Vorletztes Jahr begann die Schweiz über «neue Strategien» nachzudenken. Die Ekin diskutierte eine «breite Impfung von Schulkindern». Der Grund: Man weiss, dass Influenzawellen oft in Gemeinschaftseinrichtungen, in Kindergärten und Schulen ihren Anfang nehmen. Die Kommission überlegte deshalb, ob eine Kinderimpfung die besonders bedrohten Senioren schützen könnte.

Grippekranke füllen die Betten in den Krankenhäusern

In diesem Winter hat das Virus den Befürwortern neue Argumente geliefert. Die Zahl der Grippekranken erreicht Rekordwerte – besonders betroffen sind Kinder. Die Kliniken berichten über ungewöhnlich viele Fälle unter Sechsjährigen, die mit Atemproblemen, starken Flüssigkeitsverlusten oder Krampfanfällen eingeliefert werden.

Wäre es deshalb nicht an der Zeit, auch in Deutschland und der Schweiz den Eltern einen solchen Schutz für ihre Kinder nahezulegen? Dazu haben Experten unterschiedliche Meinungen.

Der Stiko-Vorsitzende Reinhard Berner, Direktor der Klinik für Kinder- und Jugendmedizin an der TU Dresden, sagt: «In einer idealen Welt und wenn es nur um rein medizinische Fragen ginge, würde ich so eine Impfung empfehlen, da sie nutzen kann, aber nicht schadet.»
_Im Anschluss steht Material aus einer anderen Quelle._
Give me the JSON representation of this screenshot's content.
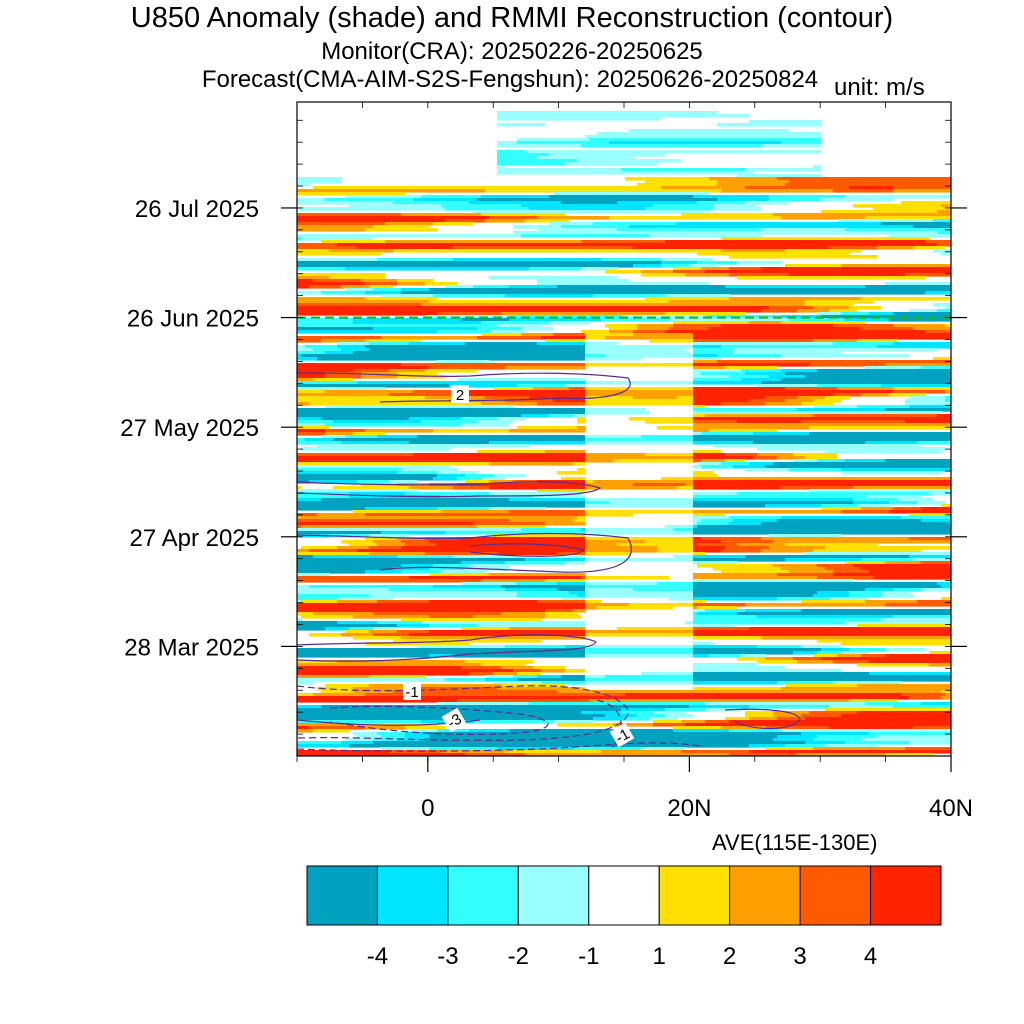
{
  "chart_data": {
    "type": "heatmap",
    "title": "U850 Anomaly (shade) and RMMI Reconstruction (contour)",
    "subtitle_monitor": "Monitor(CRA): 20250226-20250625",
    "subtitle_forecast": "Forecast(CMA-AIM-S2S-Fengshun): 20250626-20250824",
    "unit": "unit: m/s",
    "xlabel": "AVE(115E-130E)",
    "x_range": [
      -10,
      40
    ],
    "x_ticks": [
      {
        "value": 0,
        "label": "0"
      },
      {
        "value": 20,
        "label": "20N"
      },
      {
        "value": 40,
        "label": "40N"
      }
    ],
    "y_range": [
      "2025-02-26",
      "2025-08-24"
    ],
    "y_ticks": [
      {
        "date": "2025-03-28",
        "label": "28 Mar 2025"
      },
      {
        "date": "2025-04-27",
        "label": "27 Apr 2025"
      },
      {
        "date": "2025-05-27",
        "label": "27 May 2025"
      },
      {
        "date": "2025-06-26",
        "label": "26 Jun 2025"
      },
      {
        "date": "2025-07-26",
        "label": "26 Jul 2025"
      }
    ],
    "forecast_start_date": "2025-06-26",
    "colorbar": {
      "levels": [
        "-4",
        "-3",
        "-2",
        "-1",
        "1",
        "2",
        "3",
        "4"
      ],
      "colors": [
        "#00a2bf",
        "#00e5ff",
        "#33ffff",
        "#99ffff",
        "#ffffff",
        "#ffe000",
        "#ffa000",
        "#ff5a00",
        "#ff2300"
      ]
    },
    "contour_labels": [
      "2",
      "-1",
      "-3",
      "-1"
    ],
    "contour_color": "#5b2c8f",
    "forecast_line_color": "#1fb51f"
  }
}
Jedes Jahr muss nachgeimpft werden

Aber so sei die Welt eben nicht, und deshalb zögert er, diese Empfehlung auszusprechen. Denn es lasse sich kaum leugnen, dass nur die wenigsten Eltern zu einer Impfung ihrer Kinder zu motivieren seien. Schon allein deshalb liesse sich der erhoffte Effekt nicht erzielen.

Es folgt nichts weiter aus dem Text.